Care home operators are obliged to maintain the highest care standards and the Care Quality Commission (CQC), England’s social care regulator, monitors, inspects and rates care home services and can de-register care homes when standards are not met. Lancet research shows that most de-registrations are made voluntarily, although there is a significant minority (around 16% of 377 closures in 2023) which de-registers due to CQC action.
Whether closures are voluntary or not, the UK faces a well-documented supply shortfall with care home de-registrations continuing to outstrip new registrations in recent years. Knight Frank research estimates that net care home supply grew by just 86 beds in 2024.
It’s clear that this combination of increasing demand through demographic growth and an ongoing reduction in supply provides a compelling growth proposition for investors in the UK care home market. The arrival at scale of investors such as Welltower™ Inc. (NYSE:WELL) clearly supports this. However, while the case might look clear-cut, we continue to see investors grappling with the reputational risks of a potential care home investment, whether these relate to a care home closure, staffing issues, or regulatory censure.
Many investors are rightly concerned that if one of their care homes fails, then the reputational consequences of putting elderly and vulnerable residents through the stress of finding alternative accommodation can be a bridge too far.

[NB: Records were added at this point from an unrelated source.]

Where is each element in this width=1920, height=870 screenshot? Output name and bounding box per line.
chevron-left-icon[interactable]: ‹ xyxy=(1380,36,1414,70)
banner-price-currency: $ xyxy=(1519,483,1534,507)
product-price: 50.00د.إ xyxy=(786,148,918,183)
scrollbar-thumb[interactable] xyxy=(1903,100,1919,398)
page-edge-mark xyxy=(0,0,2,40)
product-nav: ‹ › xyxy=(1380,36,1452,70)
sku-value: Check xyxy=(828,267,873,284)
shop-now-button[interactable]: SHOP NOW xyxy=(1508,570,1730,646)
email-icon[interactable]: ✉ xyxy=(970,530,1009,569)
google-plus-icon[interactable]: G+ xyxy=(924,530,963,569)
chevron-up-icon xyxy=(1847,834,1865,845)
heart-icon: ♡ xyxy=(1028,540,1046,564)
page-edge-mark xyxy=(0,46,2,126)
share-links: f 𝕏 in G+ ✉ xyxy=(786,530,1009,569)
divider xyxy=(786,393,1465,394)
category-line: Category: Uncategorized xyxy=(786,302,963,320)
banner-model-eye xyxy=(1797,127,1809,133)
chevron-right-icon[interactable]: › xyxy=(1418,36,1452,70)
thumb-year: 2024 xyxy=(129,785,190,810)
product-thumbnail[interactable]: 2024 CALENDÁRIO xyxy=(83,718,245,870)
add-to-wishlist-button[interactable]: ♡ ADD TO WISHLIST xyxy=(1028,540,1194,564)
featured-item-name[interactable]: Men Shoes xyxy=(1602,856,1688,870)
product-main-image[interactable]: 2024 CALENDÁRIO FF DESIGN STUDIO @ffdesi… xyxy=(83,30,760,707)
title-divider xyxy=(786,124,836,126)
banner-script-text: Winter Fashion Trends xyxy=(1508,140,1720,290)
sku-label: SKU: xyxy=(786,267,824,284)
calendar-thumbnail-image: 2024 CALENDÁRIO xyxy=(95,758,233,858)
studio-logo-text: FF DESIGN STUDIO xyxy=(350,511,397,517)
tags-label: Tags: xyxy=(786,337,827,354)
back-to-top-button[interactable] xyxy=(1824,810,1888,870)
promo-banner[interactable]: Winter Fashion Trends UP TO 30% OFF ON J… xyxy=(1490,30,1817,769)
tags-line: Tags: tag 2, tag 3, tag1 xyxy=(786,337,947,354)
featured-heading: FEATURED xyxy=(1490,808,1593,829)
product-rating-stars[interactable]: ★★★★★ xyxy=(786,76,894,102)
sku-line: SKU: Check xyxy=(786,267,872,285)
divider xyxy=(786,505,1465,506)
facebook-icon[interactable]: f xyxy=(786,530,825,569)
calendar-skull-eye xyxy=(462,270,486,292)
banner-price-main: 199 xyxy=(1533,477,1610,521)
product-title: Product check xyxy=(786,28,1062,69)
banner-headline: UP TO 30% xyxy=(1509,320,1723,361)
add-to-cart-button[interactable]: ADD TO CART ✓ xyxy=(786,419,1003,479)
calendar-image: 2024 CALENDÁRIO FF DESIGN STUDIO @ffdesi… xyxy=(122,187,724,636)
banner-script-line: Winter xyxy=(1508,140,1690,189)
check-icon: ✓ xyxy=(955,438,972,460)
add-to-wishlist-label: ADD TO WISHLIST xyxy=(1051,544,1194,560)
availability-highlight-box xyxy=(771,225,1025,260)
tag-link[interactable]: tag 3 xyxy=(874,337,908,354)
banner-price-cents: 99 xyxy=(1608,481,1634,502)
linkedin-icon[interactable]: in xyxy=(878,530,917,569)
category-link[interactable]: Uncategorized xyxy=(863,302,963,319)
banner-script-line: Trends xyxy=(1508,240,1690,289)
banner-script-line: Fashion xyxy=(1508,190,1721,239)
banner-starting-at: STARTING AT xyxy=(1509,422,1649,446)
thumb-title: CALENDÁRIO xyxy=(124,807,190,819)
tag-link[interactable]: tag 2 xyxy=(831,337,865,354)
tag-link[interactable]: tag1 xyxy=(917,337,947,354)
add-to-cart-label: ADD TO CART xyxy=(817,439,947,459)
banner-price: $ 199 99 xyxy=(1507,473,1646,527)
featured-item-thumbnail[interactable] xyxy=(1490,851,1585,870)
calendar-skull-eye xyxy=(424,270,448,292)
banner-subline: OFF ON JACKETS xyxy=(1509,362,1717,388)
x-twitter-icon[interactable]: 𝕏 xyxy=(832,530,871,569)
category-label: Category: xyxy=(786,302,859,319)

But investors should examine the reasons why care homes do actually close. It is rarely a sudden shock and reasons for failure usually reflect structural issues. Almost all care homes that do de-register (whether voluntarily or otherwise) are no longer fit for purpose.
This shouldn’t come as a surprise - JLL research estimates that two-thirds of existing stock was built before 2000. And around half of this stock was not purpose-built and was typically converted from other uses (often schools, hotels or houses), meaning they were arguably never truly fit for purpose and certainly not future proofed to meet current operational and ESG standards.
Maintaining the highest care standards in adapted facilities as they become obsolete is difficult, costly and operationally inefficient. Operating profit margins become squeezed as increased operational expenses such as energy costs, national minimum wage increases and rises in national insurance cannot be passed on easily to residents. The situation is compounded by older care homes run by smaller, sub-scale independent operators who may not be sufficiently capitalised to make the necessary investment.
Conversely, it would be very rare for a new purpose-built care home developed, constructed and operated by seasoned market players to close shortly after opening its doors or even during the fill-up period. As specialist debt investors funding the construction of new-build care homes, we look closely at the track record of the counterparties we are working with, consider in detail the demand dynamics of the local area and take into account how well the care home adapts to its local market.
Accordingly, we see the risk of an involuntary CQC de-registration and any associated negative reputational consequences as being particularly well mitigated and, as such, very low indeed.